Lipman carries the show in the titular role. Resplendent in wild, purple-tinged hair and brightly coloured clothes, she bursts with irrepressible joy and enthusiasm for life. Her comic timing is impeccable, gradually showing cracks of vulnerability developing in the character, even as she delivers waspish one-liners. Lipman is now 80, yet moves around the stage as though decades younger, and what she lacks in vocal talent, she more than makes up for in enthusiasm.

There is a charming sibling dynamic with John Middleton, who shows quiet frustration as the overly sensible and concerned brother Ronen. Conflicted, he wants Allegra to conform but understands that means the very essence of her is lost.

Maureen Lipman with John Middleton, Elizabeth Bower and Bailey Patrick in Allegra
Maureen Lipman with John Middleton, Elizabeth Bower and Bailey Patrick in Allegra, © Marc Brenner

As straight-talking Czech carer Anna, Elizabeth Bower is efficiently brisk and rapidly charmed by Allegra’s eccentricities, eventually becoming her biggest defender.

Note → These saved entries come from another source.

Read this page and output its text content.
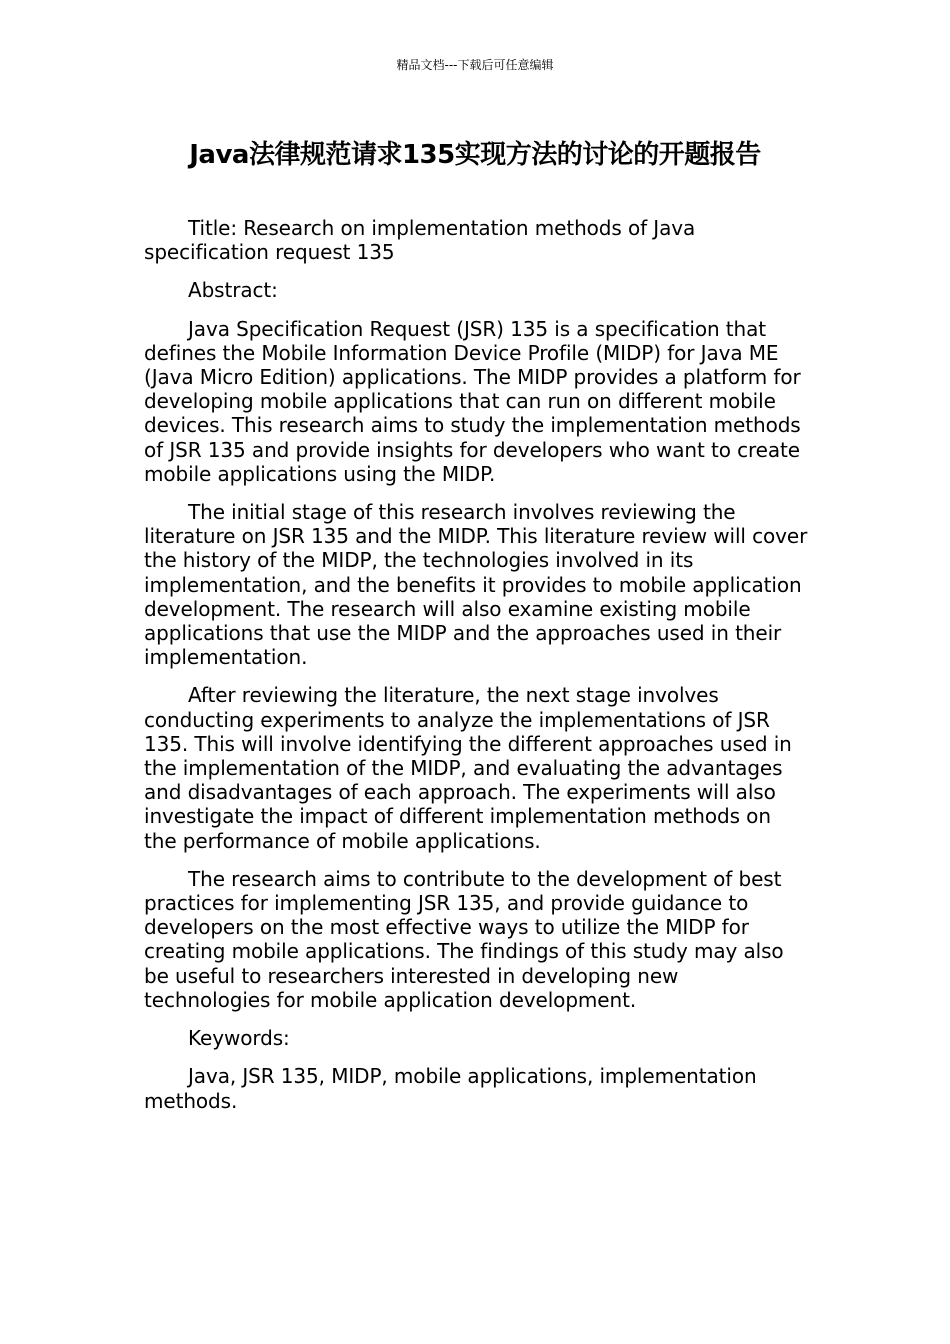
精品文档---下载后可任意编辑
Java法律规范请求135实现方法的讨论的开题报告

Title: Research on implementation methods of Java specification request 135

Abstract:

Java Specification Request (JSR) 135 is a specification that defines the Mobile Information Device Profile (MIDP) for Java ME (Java Micro Edition) applications. The MIDP provides a platform for developing mobile applications that can run on different mobile devices. This research aims to study the implementation methods of JSR 135 and provide insights for developers who want to create mobile applications using the MIDP.

The initial stage of this research involves reviewing the literature on JSR 135 and the MIDP. This literature review will cover the history of the MIDP, the technologies involved in its implementation, and the benefits it provides to mobile application development. The research will also examine existing mobile applications that use the MIDP and the approaches used in their implementation.

After reviewing the literature, the next stage involves conducting experiments to analyze the implementations of JSR 135. This will involve identifying the different approaches used in the implementation of the MIDP, and evaluating the advantages and disadvantages of each approach. The experiments will also investigate the impact of different implementation methods on the performance of mobile applications.

The research aims to contribute to the development of best practices for implementing JSR 135, and provide guidance to developers on the most effective ways to utilize the MIDP for creating mobile applications. The findings of this study may also be useful to researchers interested in developing new technologies for mobile application development.

Keywords:

Java, JSR 135, MIDP, mobile applications, implementation methods.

Bailey Patrick does his best with the rather one-dimensional role of Officer Rogers, who feels rather shoehorned into the production to represent curmudgeonly public opinion.

We see and hear all of Allegra’s internal songs coming to life as the play switches between what’s real and what’s inside her head. Songs such as “Singin’ in the Rain” and “Tiptoe Through the Tulips” include the whole cast in lightly choreographed routines, complete with charming projections (by Ben Bull) and lighting (by Samuel Biondolillo) around Justin Williams’s busy, domestic set. It’s a clever device to portray an increasingly drifting mind, but the musical interludes often outstay their welcome. An attempt to create a rousing audience sing-a-long is awkward and falls rather flat.

Quilter’s writing has a gentle rhythm and there is a well-written sitcom-like feel to the comedy, but it never gets quite to the sharp nub of the issue that the public has a problem with those who do not quite fit in and that the happiness of others can be uncomfortable. The breaking of Allegra’s spirit has the potential for more poignancy than the script allows, often due to several unrealistic situations.

However, the production has already secured a West End transfer and despite the flaws, Lipman is a delight to watch in this nostalgic and touching play.